Mit Ausnahme der Tochter des Autohauses, die ich ganz in Ordnung finde. Sie lässt mich nämlich
gelegentlich mit ihrem eigenen Auto herumfahren, wenn das meinige mal wieder beim Autodoktor steht. Was es nicht unbedingt selten tut. Es ist nun nicht gerade so, dass ich eine dieser hochneurotischen
Luxuslimousinen fahre, die schon in die Werkstatt müssen, weil man leichtsinnigerweise mal rechts abgebogen ist oder das Schiebedach öffnen wollte.
Nein, ich fahre einen schnuckeligen Kleinwagen eines französischen Herstellers, dessen Namen ich
an dieser Stelle aus tiefer Furcht vor Schadenersatzklagen nicht zu nennen wage. Da aber die Schadenersatzzahlungen nach meinem Rechtsempfinden für dieses Drecksteil von Auto eigentlich mir zustünden, hier ein
kleiner Tipp: Der Name klingt so ähnlich wie eine gelbe Südfrucht.

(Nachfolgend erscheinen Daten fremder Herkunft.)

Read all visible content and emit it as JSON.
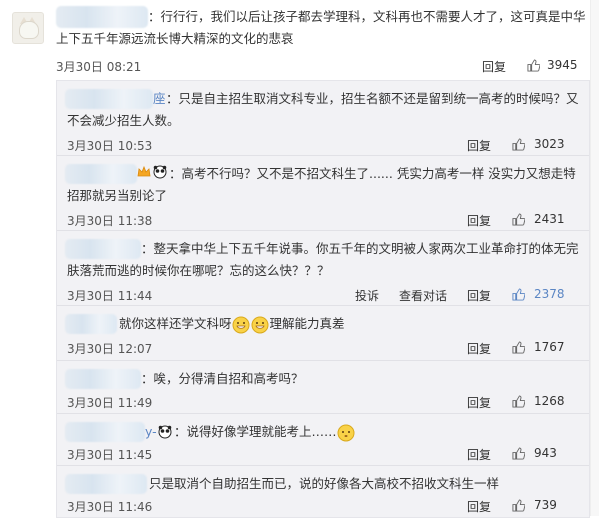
{
  "main_comment": {
    "text_line1": "：行行行，我们以后让孩子都去学理科，文科再也不需要人才了，这可真是中华",
    "text_line2": "上下五千年源远流长博大精深的文化的悲哀",
    "time": "3月30日 08:21",
    "reply_label": "回复",
    "likes": "3945"
  },
  "replies": [
    {
      "name_tail": "座",
      "text_line1": "：只是自主招生取消文科专业，招生名额不还是留到统一高考的时候吗？又",
      "text_line2": "不会减少招生人数。",
      "time": "3月30日 10:53",
      "reply_label": "回复",
      "likes": "3023"
    },
    {
      "text_line1": "：高考不行吗？又不是不招文科生了...... 凭实力高考一样 没实力又想走特",
      "text_line2": "招那就另当别论了",
      "time": "3月30日 11:38",
      "reply_label": "回复",
      "likes": "2431"
    },
    {
      "text_line1": "：整天拿中华上下五千年说事。你五千年的文明被人家两次工业革命打的体无完",
      "text_line2": "肤落荒而逃的时候你在哪呢？忘的这么快？？？",
      "time": "3月30日 11:44",
      "report_label": "投诉",
      "dialog_label": "查看对话",
      "reply_label": "回复",
      "likes": "2378"
    },
    {
      "text_before": "就你这样还学文科呀",
      "text_after": "理解能力真差",
      "time": "3月30日 12:07",
      "reply_label": "回复",
      "likes": "1767"
    },
    {
      "text": "：唉，分得清自招和高考吗？",
      "time": "3月30日 11:49",
      "reply_label": "回复",
      "likes": "1268"
    },
    {
      "name_tail": "y-",
      "text": "：说得好像学理就能考上……",
      "time": "3月30日 11:45",
      "reply_label": "回复",
      "likes": "943"
    },
    {
      "text": "只是取消个自助招生而已，说的好像各大高校不招收文科生一样",
      "time": "3月30日 11:46",
      "reply_label": "回复",
      "likes": "739"
    }
  ],
  "colors": {
    "accent_blue": "#5b86c4",
    "panel_bg": "#f2f2f5",
    "text": "#333333",
    "meta": "#555555"
  }
}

Und wenn jetzt einer „Banane?“ fragt, möge er sich bitte freiwillig aus diesem Leben
entfernen. Erspart uns allen viel Kummer und Leid.

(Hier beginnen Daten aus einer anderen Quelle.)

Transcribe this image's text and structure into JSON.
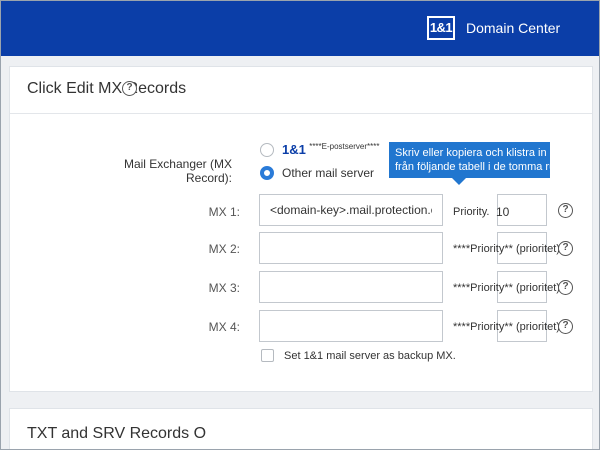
{
  "header": {
    "logo_text": "1&1",
    "title": "Domain Center"
  },
  "mx_section": {
    "title": "Click Edit MX Records",
    "mail_exchanger_label": "Mail Exchanger (MX Record):",
    "option_1and1_brand": "1&1",
    "option_1and1_note": "****E-postserver****",
    "option_other": "Other mail server",
    "selected_option": "Other mail server",
    "tooltip_line1": "Skriv eller kopiera och klistra in",
    "tooltip_line2": "från följande tabell i de tomma ru",
    "rows": [
      {
        "label": "MX 1:",
        "value": "<domain-key>.mail.protection.o",
        "priority_label": "Priority.",
        "priority_value": "10"
      },
      {
        "label": "MX 2:",
        "value": "",
        "priority_label": "****Priority** (prioritet)",
        "priority_value": ""
      },
      {
        "label": "MX 3:",
        "value": "",
        "priority_label": "****Priority** (prioritet)",
        "priority_value": ""
      },
      {
        "label": "MX 4:",
        "value": "",
        "priority_label": "****Priority** (prioritet)",
        "priority_value": ""
      }
    ],
    "backup_checkbox_label": "Set 1&1 mail server as backup MX.",
    "backup_checked": false
  },
  "txt_section": {
    "title": "TXT and SRV Records O"
  },
  "colors": {
    "brand_blue": "#0b3ea8",
    "tooltip_blue": "#2176cf",
    "radio_selected": "#2a7bd8"
  },
  "icons": {
    "help": "question-circle-icon"
  }
}
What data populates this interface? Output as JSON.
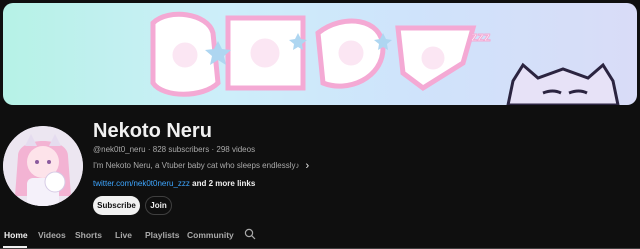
{
  "banner": {
    "title_art": "猫戸ネル",
    "zzz": "zzz"
  },
  "channel": {
    "name": "Nekoto Neru",
    "handle": "@nek0t0_neru",
    "subscribers": "828 subscribers",
    "videos": "298 videos",
    "separator": "·",
    "description": "I'm Nekoto Neru, a Vtuber baby cat who sleeps endlessly♪",
    "more_icon": "chevron-right-icon",
    "link_url": "twitter.com/nek0t0neru_zzz",
    "more_links": "and 2 more links"
  },
  "buttons": {
    "subscribe": "Subscribe",
    "join": "Join"
  },
  "tabs": [
    {
      "label": "Home",
      "active": true
    },
    {
      "label": "Videos"
    },
    {
      "label": "Shorts"
    },
    {
      "label": "Live"
    },
    {
      "label": "Playlists"
    },
    {
      "label": "Community"
    }
  ],
  "tab_search_icon": "search-icon",
  "colors": {
    "link": "#3ea6ff",
    "background": "#0f0f0f",
    "text": "#f1f1f1",
    "muted": "#aaaaaa"
  }
}
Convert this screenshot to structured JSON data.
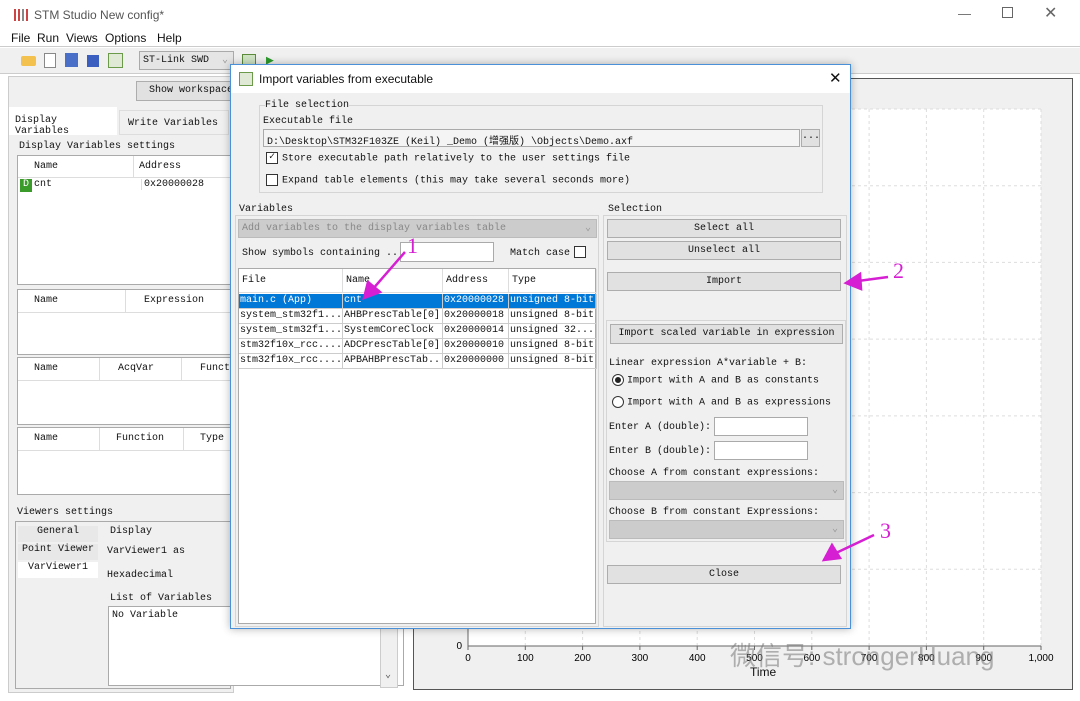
{
  "window": {
    "title": "STM Studio New config*",
    "menu": [
      "File",
      "Run",
      "Views",
      "Options",
      "Help"
    ],
    "connection": "ST-Link SWD",
    "show_workspace": "Show workspace"
  },
  "left": {
    "tabs": [
      "Display Variables",
      "Write Variables"
    ],
    "settings_title": "Display Variables settings",
    "var_table": {
      "headers": [
        "Name",
        "Address"
      ],
      "rows": [
        {
          "badge": "D",
          "name": "cnt",
          "address": "0x20000028"
        }
      ]
    },
    "expr_table": {
      "headers": [
        "Name",
        "Expression"
      ]
    },
    "acq_table": {
      "headers": [
        "Name",
        "AcqVar",
        "Funct:"
      ]
    },
    "func_table": {
      "headers": [
        "Name",
        "Function",
        "Type"
      ]
    },
    "viewers": {
      "title": "Viewers settings",
      "tabs": [
        "General",
        "Point Viewer",
        "VarViewer1"
      ],
      "display_label": "Display",
      "as_text": "VarViewer1 as",
      "format": "Hexadecimal",
      "list_label": "List of Variables",
      "list_value": "No Variable"
    }
  },
  "chart_data": {
    "type": "line",
    "xlabel": "Time",
    "x_ticks": [
      "0",
      "100",
      "200",
      "300",
      "400",
      "500",
      "600",
      "700",
      "800",
      "900",
      "1,000"
    ],
    "y_ticks": [
      "0"
    ],
    "xlim": [
      0,
      1000
    ],
    "grid": true,
    "series": []
  },
  "dialog": {
    "title": "Import variables from executable",
    "file_selection": "File selection",
    "exe_label": "Executable file",
    "exe_path": "D:\\Desktop\\STM32F103ZE (Keil) _Demo (增强版) \\Objects\\Demo.axf",
    "browse": "...",
    "store_rel": {
      "label": "Store executable path relatively to the user settings file",
      "checked": true
    },
    "expand": {
      "label": "Expand table elements (this may take several seconds more)",
      "checked": false
    },
    "variables_label": "Variables",
    "add_combo": "Add variables to the display variables table",
    "show_symbols": "Show symbols containing ...",
    "filter": "",
    "match_case": "Match case",
    "table": {
      "headers": [
        "File",
        "Name",
        "Address",
        "Type"
      ],
      "rows": [
        [
          "main.c (App)",
          "cnt",
          "0x20000028",
          "unsigned 8-bit"
        ],
        [
          "system_stm32f1...",
          "AHBPrescTable[0]",
          "0x20000018",
          "unsigned 8-bit"
        ],
        [
          "system_stm32f1...",
          "SystemCoreClock",
          "0x20000014",
          "unsigned 32..."
        ],
        [
          "stm32f10x_rcc....",
          "ADCPrescTable[0]",
          "0x20000010",
          "unsigned 8-bit"
        ],
        [
          "stm32f10x_rcc....",
          "APBAHBPrescTab...",
          "0x20000000",
          "unsigned 8-bit"
        ]
      ]
    },
    "selection_label": "Selection",
    "select_all": "Select all",
    "unselect_all": "Unselect all",
    "import": "Import",
    "import_scaled": "Import scaled variable in expression",
    "linear": "Linear expression A*variable + B:",
    "radio_const": "Import with A and B as constants",
    "radio_expr": "Import with A and B as expressions",
    "enter_a": "Enter A (double):",
    "enter_b": "Enter B (double):",
    "choose_a": "Choose A from constant expressions:",
    "choose_b": "Choose B from constant Expressions:",
    "close": "Close"
  },
  "annotations": [
    "1",
    "2",
    "3"
  ],
  "watermark": "微信号: strongerHuang",
  "colors": {
    "selection": "#0078d7",
    "annotation": "#d61fd3",
    "dialog_border": "#4a90d9"
  }
}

Aber bleiben wir beim Thema. Seit mir meine herzensgute und liebe Mutter diesen Wagen vor knapp
acht Jahren als Neuwagen geschenkt hat, werde ich das Gefühl nicht los, dass sie sich damit auf irgendeine Art und Weise an mir rächen wollte. Für meine Geburt, meine Existenz oder die Sache von damals, als ich
diesen widerlichen Lehrer die Treppe runtergeworfen habe.
Egal.
Damit, dass eigentlich seit Day One unwichtige Kleinigkeiten wie ABS nie funktionierten, konnte
ich ganz gut leben. Auch an dieses lustige, ständig aufleuchtende Lämpchen mit dem witzigen Symbol darauf konnte ich mich gewöhnen. Anfangs war ich natürlich noch beunruhigt, warum dieses Lämpchen wohl meine
Aufmerksamkeit zu erringen suchte.
Ein kurzer Blick in die Bedienungsanleitung meines Autos („Achtung! Sollte dieses Lämpchen
jemals aufleuchten, suchen Sie unverzüglich Ihren Fahrzeugfachhändler auf!“ und zögerliches Nachfragen bei meinem Fachhändler („Ach, machen Sie sich keine Sorgen. Das bedeutet gar nichts. Heißt nur soviel wie dass das Auto mal zum Kundendienst sollte.“) konnten mich dann aber recht schnell davon überzeugen, dass keine unmittelbare Gefahr drohte.
Das Lämpchen brannte dann auch noch etwa sieben Jahre lang nonstop und wurde mir ein lieber
Begleiter auf allen Wegen, den ich niemals missen wollte. Bis zu jenem schicksalhaften Tag gegen Ende letzten Jahres. Ich hatte mich schon lange daran gewöhnt, dass sich mein Auto ab und zu weigerte, anzuspringen.
Besonders im Winter, im Sommer, bei Tag und bei Nacht. Bevorzugt aber auf einsamen Landstrassen, nachdem ich nur mal kurz zum Begucken der Natur angehalten hatte.
So richtig schlimm war das ja alles nicht, weil ich dadurch dann immer wieder für ein paar Tage
einen Neuwagen Probe fahren durfte, bis meine Dreckskarre wieder repariert war. Lustig waren nur immer die Ergebnisse, wenn ich das Ding gerade mal wieder wegen einem der unzähligen interessanten Defekte aus der
Werkstatt geholt hatte. Einmal ging mir dummerweise die elektrische Fensterhebevorrichtung auf der Fahrerseite kaputt.
Wahrscheinlich, weil ich sie leichtsinnigerweise benutzen wollte. Kein Problem, wurde für einen
Spottpreis vom Fachmann gerichtet. Blöderweise muss beim Einbau der neuen Vorrichtung das Auto auf dem Kopf gestanden haben, da ich seither mit dem Knopf an der Fahrerseite das Fenster des Beifahrers öffnen und
schließen kann. Und umgekehrt natürlich.
Eine Weile später entschied sich die Zentralverriegelung, die Kooperation mit mir
aufzukündigen. Nach der anschließenden obligatorischen Reparatur konnte ich wahlweise eine oder keine Tür abschließen. Ich entschied mich nach einer Weile für „keine“, in der Hoffnung, irgendein Blödmann
würde mir die Karre klauen. Leider sind Diebe heutzutage alles andere als blöd und zudem noch sehr wählerisch.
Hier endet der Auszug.